The category level also contains a set of directories. Names for these directories are provided in the field OSNames in class CategoryId. These constants are listed in the right column of Table 1-1. Each directory at this level contains a category.dat file. The category.dat file stores a list of the materials found one level below in the tree. The category directories also contain the file chart.dat. This file provides the nucleus chart for the category.
The material level corresponds to the last set of directories. The names for these directories are accessed via the field materialsStrings in class MaterialId. The directory name is constructed from the symbol name and the Z value. The symbol and long names for the materials are maintained externally in the file materials.properties. These directories may have the names: Ac209, Ag106, Ag107, and B11. Under each category node, there may be many materials. Each material directory contains the files that store reactions for ENDF format and works for EXFOR format.
This is the sixth and final level of the Janis database tree. At this level, there are only files. The files are named by the method getOSName in class DataBlockId. Table 1-4 provides the list of possible file names. Several files including decay, general, and resonances, MT102, datablocks.dat, and metablocks.dat exist at the datablock level. These files contain reactions for ENDF format or works for EXFOR format.
|
Subclasses of DataBlockId |
File Names |
|
MaterialDatablockId |
general |
|
resonances |
|
|
decay |
|
|
fission |
|
|
nubase |
|
|
DilutionId |
Sigma<X> |
|
EXFORWorkId |
WS<X> |
|
ReactionId |
MT<X> |
|
|
datablocks.dat |
|
|
metablocks.dat |
Table 1-4. List of available file names at the datablock level. <X> denotes a number provided by Janis.

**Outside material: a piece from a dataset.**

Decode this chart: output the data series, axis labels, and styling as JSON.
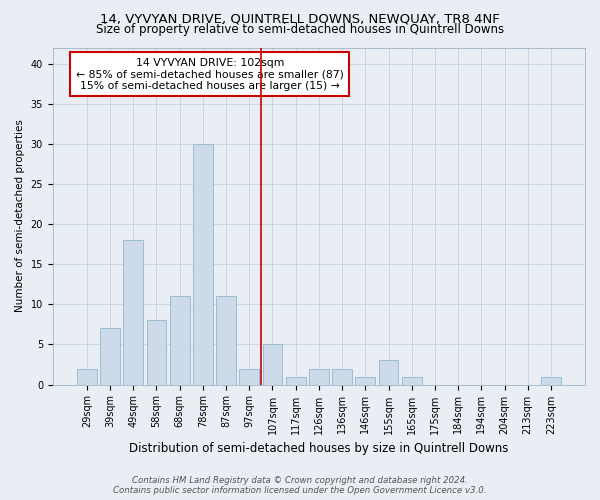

To reduce the amount of disk space used by a Janis database, the level and datablock files, as well as the search indexes (i.e. EXFOR, Decay Lines, and Resonances) are individually zipped by the Java classes, java.util.zip.ZipInputStream and java.util.zip.ZipOutputStream. Class ZipInputStream implements an input stream filter for reading files in the ZIP file format. Class ZipOutputStream provides an output stream filter for writing files in the ZIP file format. The files at higher levels in the database tree are not zipped because the reduction in disk space is insignificant.
The Janis database is ultimately a way of organizing the actual data (e.g. reactions, works, etc). Since the size and number of reactions vary greatly, several approaches for storing and accessing the data were evaluated.
In one approach, each reaction (i.e. datablock) is stored individually as a file. The time to access the data remotely, via an URL, is reduced because Janis downloads only the reactions selected by the user. The disadvantage of this approach is that when extremely large numbers of files are needed, the user must request each file individually. In the case of EXFOR, the works have different sizes: some contain several thousand points, while others contain a single point. As a result, some works are several megabytes while most are only a few bytes. Maintaining files for each reaction or works also uses more disk space as is the case with FAT16 partitions.
Another approach is to store all the reactions or works for a material in a single file. The advantage of this approach is that less disk space is used. The drawback is that the time for accessing the database remotely increases substantially.
A compromise between the two approaches was developed. The largest datablocks are stored individually, one per file. The smallest datablocks are stored in a single file called a metablock.